Censé faciliter une partie du scrutin, le vote électronique est expérimenté dans l’Éducation nationale. Une première, initiée par le ministre Luc Chatel, qui est loin de faire l’unanimité. « La mise en place pratique de ce scrutin se fait dans la plus grande confusion et précipitation, avec un calendrier très resserré et des choix techniques discutables », déplore la CGT Éducation, dans un communiqué du 20 septembre. « Tout est fait pour que le moins de personnels possible puissent s’exprimer. » Des inquiétudes largement confirmées par un article commun de Rue 89 et Miroir social : niveau de sécurité et de confidentialité très faible, bugs sur les serveurs empêchant les personnels de s’inscrire… Le tout pour un contrat de 4,5 millions d’euros passé avec la société de service informatique Atos.
« À un coût moyen de 5 euros par électeur, nous sommes ici bien au dessus des tarifs pratiqués en matière d’élection professionnelle par voie électronique. La sécurité a sûrement un prix… à condition qu’elle fasse ses preuves », avance Rue 89. En comparaison, le coût de la primaire socialiste est pour l’instant estimé à 3,6 millions d’euros.
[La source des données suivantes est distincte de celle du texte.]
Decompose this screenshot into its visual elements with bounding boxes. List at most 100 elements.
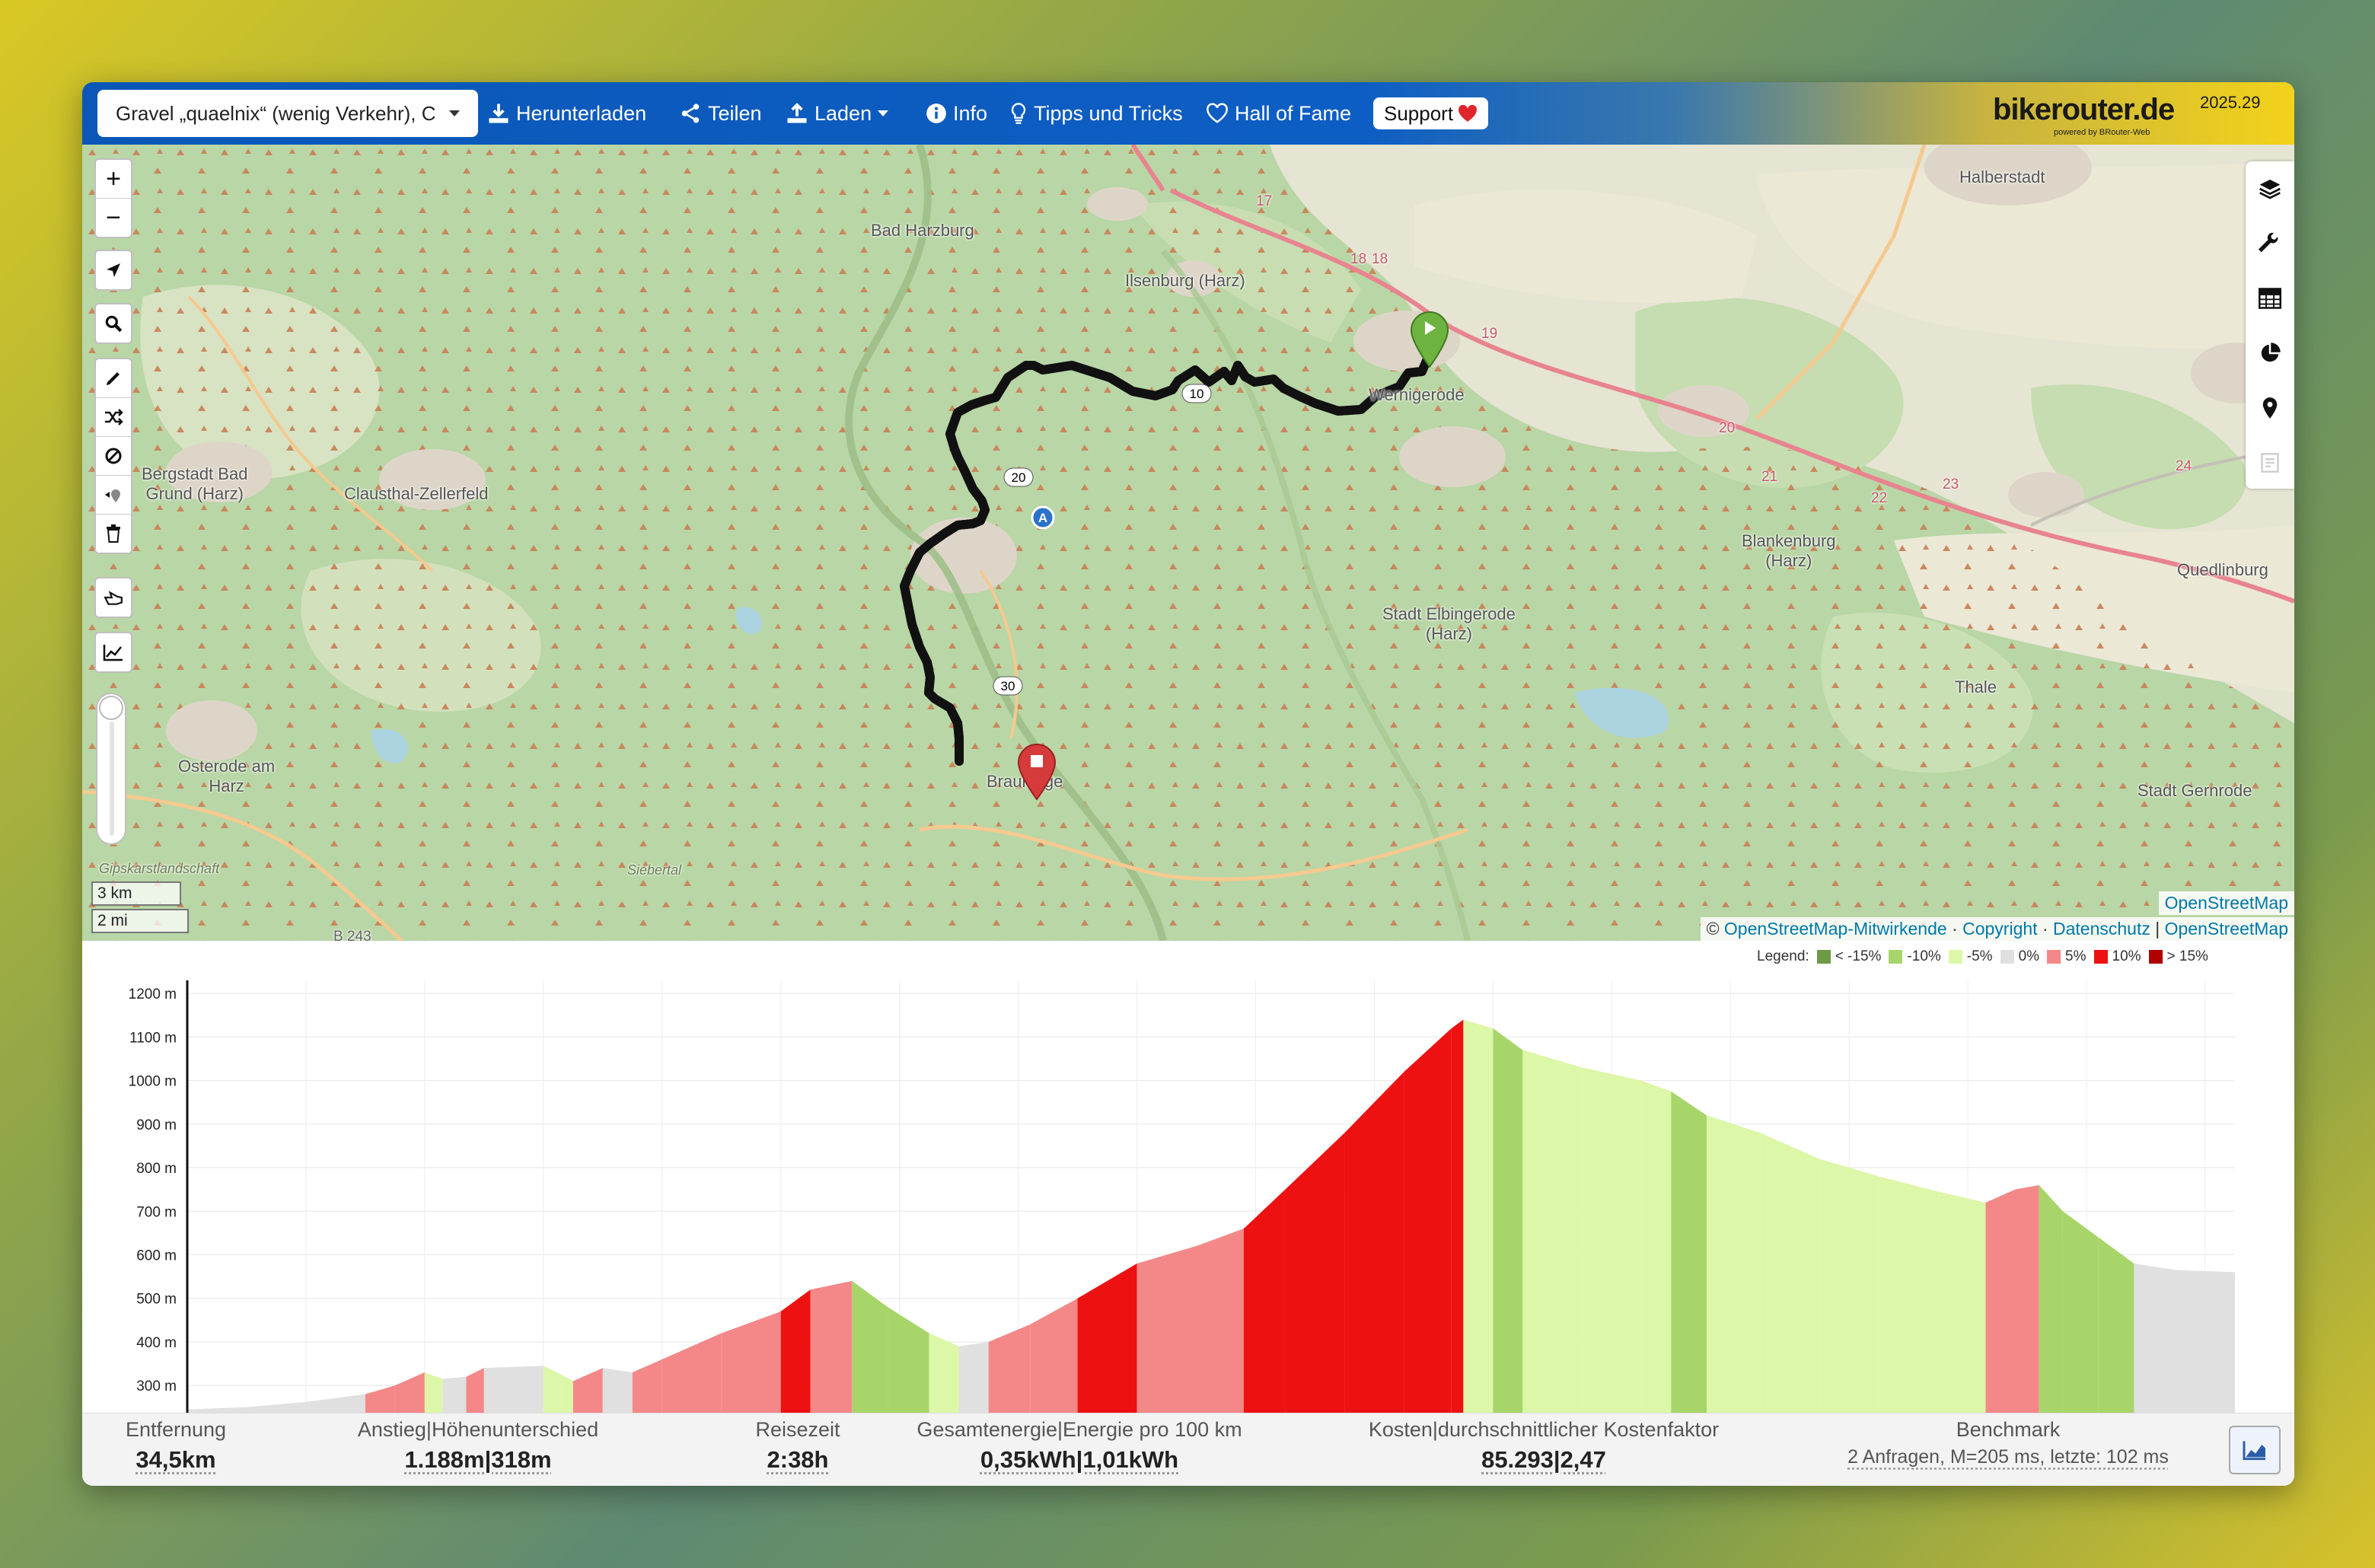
stop-icon <box>1031 755 1043 767</box>
legend-swatch <box>2148 949 2163 964</box>
profile-select[interactable]: Gravel „quaelnix“ (wenig Verkehr), C <box>97 90 478 137</box>
table-button[interactable] <box>2246 271 2294 326</box>
brand-logo[interactable]: bikerouter.de powered by BRouter-Web <box>1993 90 2191 137</box>
elevation-segment <box>1879 1176 1939 1413</box>
zoom-out-button[interactable]: − <box>106 202 121 232</box>
svg-text:30: 30 <box>1001 679 1015 693</box>
svg-text:20: 20 <box>1012 470 1026 485</box>
info-icon <box>926 104 946 123</box>
elevation-segment <box>1707 1115 1761 1413</box>
pie-chart-icon <box>2261 343 2281 362</box>
copyright-symbol: © <box>1706 919 1720 939</box>
analysis-button[interactable] <box>2246 326 2294 381</box>
legend-swatch <box>2000 949 2014 964</box>
stat-ascent: Anstieg|Höhenunterschied 1.188m|318m <box>333 1413 623 1474</box>
osm-link[interactable]: OpenStreetMap <box>2164 919 2288 939</box>
road-number: 18 <box>1350 251 1367 267</box>
elevation-segment <box>1819 1158 1879 1413</box>
elevation-segment <box>1243 1189 1286 1413</box>
attribution-top[interactable]: OpenStreetMap <box>2158 891 2294 915</box>
no-go-area-button[interactable] <box>96 437 131 476</box>
elevation-segment <box>1077 1263 1137 1413</box>
elevation-chart-button[interactable] <box>96 633 131 671</box>
separator: · <box>2042 919 2048 939</box>
reverse-route-button[interactable] <box>96 398 131 437</box>
privacy-link[interactable]: Datenschutz <box>2053 919 2150 939</box>
legend-label: 10% <box>2112 948 2141 964</box>
elevation-segment <box>2015 1184 2039 1413</box>
place-label: Halberstadt <box>1959 167 2045 186</box>
place-label: Bergstadt Bad Grund (Harz) <box>142 464 248 503</box>
road-number: 24 <box>2176 458 2192 474</box>
elevation-segment <box>424 1372 443 1413</box>
search-button[interactable] <box>96 304 131 343</box>
load-dropdown[interactable]: Laden <box>786 82 889 145</box>
energy-value: 0,35kWh|1,01kWh <box>980 1446 1179 1473</box>
place-label: Bad Harzburg <box>871 221 974 240</box>
tips-button[interactable]: Tipps und Tricks <box>1009 82 1183 145</box>
upload-icon <box>787 103 807 123</box>
y-tick-label: 1200 m <box>129 986 177 1002</box>
settings-button[interactable] <box>2246 216 2294 271</box>
elevation-segment <box>2134 1263 2176 1413</box>
heart-icon <box>1207 103 1228 123</box>
share-button[interactable]: Teilen <box>679 82 762 145</box>
elevation-segment <box>1760 1133 1820 1413</box>
elevation-segment <box>1671 1091 1707 1413</box>
legend-swatch <box>1889 949 1903 964</box>
profile-select-value: Gravel „quaelnix“ (wenig Verkehr), C <box>116 101 436 125</box>
start-marker[interactable] <box>1410 311 1449 368</box>
elevation-chart-toggle[interactable] <box>2229 1426 2281 1474</box>
elevation-segment <box>365 1385 395 1413</box>
separator: · <box>1952 919 1958 939</box>
distance-value: 34,5km <box>135 1446 216 1473</box>
download-label: Herunterladen <box>516 101 647 125</box>
elevation-segment <box>394 1372 425 1413</box>
transit-button[interactable] <box>96 578 131 617</box>
y-tick-label: 500 m <box>136 1292 177 1308</box>
route-tools <box>94 358 132 554</box>
opacity-slider[interactable] <box>96 693 126 845</box>
osm-contributors-link[interactable]: OpenStreetMap-Mitwirkende <box>1723 919 1947 939</box>
notes-button[interactable] <box>2246 435 2294 490</box>
cost-label: Kosten|durchschnittlicher Kostenfaktor <box>1368 1418 1720 1441</box>
brand-name: bikerouter.de <box>1993 93 2175 126</box>
stat-benchmark: Benchmark 2 Anfragen, M=205 ms, letzte: … <box>1818 1413 2198 1468</box>
layers-button[interactable] <box>2246 161 2294 216</box>
place-label: Ilsenburg (Harz) <box>1125 271 1245 290</box>
distance-label: Entfernung <box>125 1418 227 1441</box>
download-button[interactable]: Herunterladen <box>487 82 646 145</box>
y-tick-label: 300 m <box>136 1378 177 1394</box>
elevation-segment <box>305 1394 365 1413</box>
delete-last-point-button[interactable] <box>96 476 131 515</box>
elevation-segment <box>1938 1191 1986 1413</box>
time-value: 2:38h <box>767 1446 829 1473</box>
end-marker[interactable] <box>1017 743 1057 801</box>
info-button[interactable]: Info <box>926 82 987 145</box>
benchmark-value: 2 Anfragen, M=205 ms, letzte: 102 ms <box>1847 1446 2169 1468</box>
locate-button[interactable] <box>96 251 131 289</box>
wrench-icon <box>2259 232 2278 253</box>
place-label: Clausthal-Zellerfeld <box>344 484 489 503</box>
place-label: Wernigerode <box>1369 385 1465 404</box>
elevation-segment <box>572 1368 603 1413</box>
legend-swatch <box>2047 949 2061 964</box>
copyright-link[interactable]: Copyright <box>1962 919 2038 939</box>
via-marker[interactable]: A <box>1031 505 1055 530</box>
y-tick-label: 900 m <box>136 1117 177 1133</box>
pois-button[interactable] <box>2246 381 2294 435</box>
map-view[interactable]: 10 20 30 17 18 18 19 20 21 22 23 24 Bad … <box>82 145 2294 941</box>
support-button[interactable]: Support <box>1373 97 1489 129</box>
scale-mi: 2 mi <box>91 909 189 933</box>
zoom-in-button[interactable]: + <box>96 160 131 199</box>
draw-route-button[interactable] <box>96 359 131 398</box>
stat-energy: Gesamtenergie|Energie pro 100 km 0,35kWh… <box>897 1413 1262 1474</box>
elevation-segment <box>888 1307 929 1413</box>
hall-of-fame-button[interactable]: Hall of Fame <box>1206 82 1351 145</box>
y-tick-label: 600 m <box>136 1248 177 1264</box>
tips-label: Tipps und Tricks <box>1034 101 1183 125</box>
slider-handle[interactable] <box>99 696 123 720</box>
delete-route-button[interactable] <box>96 515 131 553</box>
line-chart-icon <box>103 645 123 661</box>
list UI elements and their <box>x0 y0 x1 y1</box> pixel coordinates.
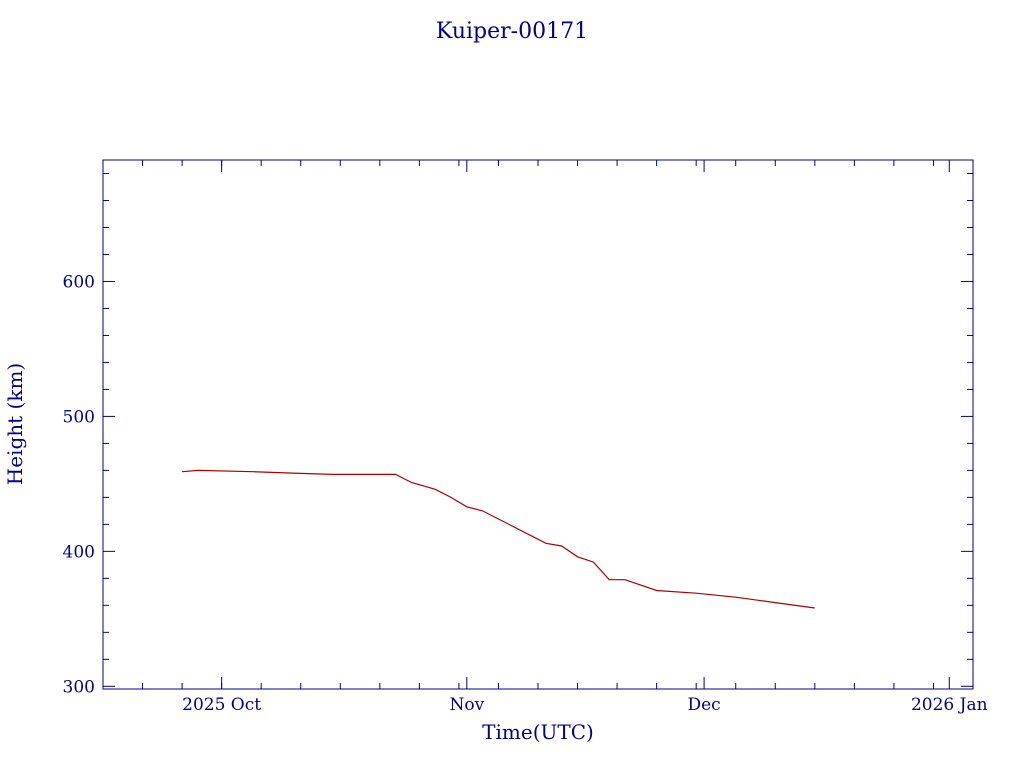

Ce qui revient, s’il y a un million d’électeurs, à 3,60 euros par votant. Précisons qu’Atos est présidé par Thierry Breton, ancien ministre de l’Économie, ancien PDG de Thomson et de France Télécom, plus connu pour ses talents de cost-killing que de prestations informatiques. Y aurait-il un lien avec ce tarif bien au-dessus du marché ?
Quoi qu’il en soit, les organisations syndicales craignent que le taux de participation, environ 64 % aux dernières élections, en pâtisse. L’Union syndicale Solidaires regrette de son côté qu’une telle expérimentation n’aie pas été menée dans une administration de taille un peu plus modeste que l’Éducation nationale, avec ses 900 000 salariés, afin d’éviter un « bug » démocratique qui aura de lourdes répercussions.
Car ces élections pèseront pour déterminer la représentativité des syndicats au niveau national. Côté Fonction publique d’État, un bug chez un tiers des inscrits, et c’est toute la machine qui est faussée. Pour l’instant, à l’aune des dernières élections professionnelles au sein de la Fonction publique d’État (hors hôpitaux et collectivités locales), et avant l’entrée en vigueur des nouvelles règles de représentativité fin août 2008, c’est la FSU qui arrive en tête (20 %), grâce justement à son poids chez les enseignants, suivie de l’Unsa (17 %, en partie grâce aux policiers), la CGT (15,5 %), FO (13 %), la CFDT (11,5 %), Solidaires (10 %), la CGC (4 %) et la CFTC (2 %). Avec un taux moyen de participation de 70 %.
Enfin, dans le secteur hospitalier, avec ses 770 000 médecins, infirmières, sages-femmes ou personnels administratifs, le rapport de force entre syndicats est plus classique : CGT (31,5 %), CFDT (24,5 %) et FO (22 %) composent le trio de tête, suivis de SUD (9 %), l’Unsa (4,5 %) et la CFTC (4 %). Avec le risque, pour tout ceux qui ne passeront pas la barre des 5 %, de ne plus pouvoir siéger dans les instances nationales.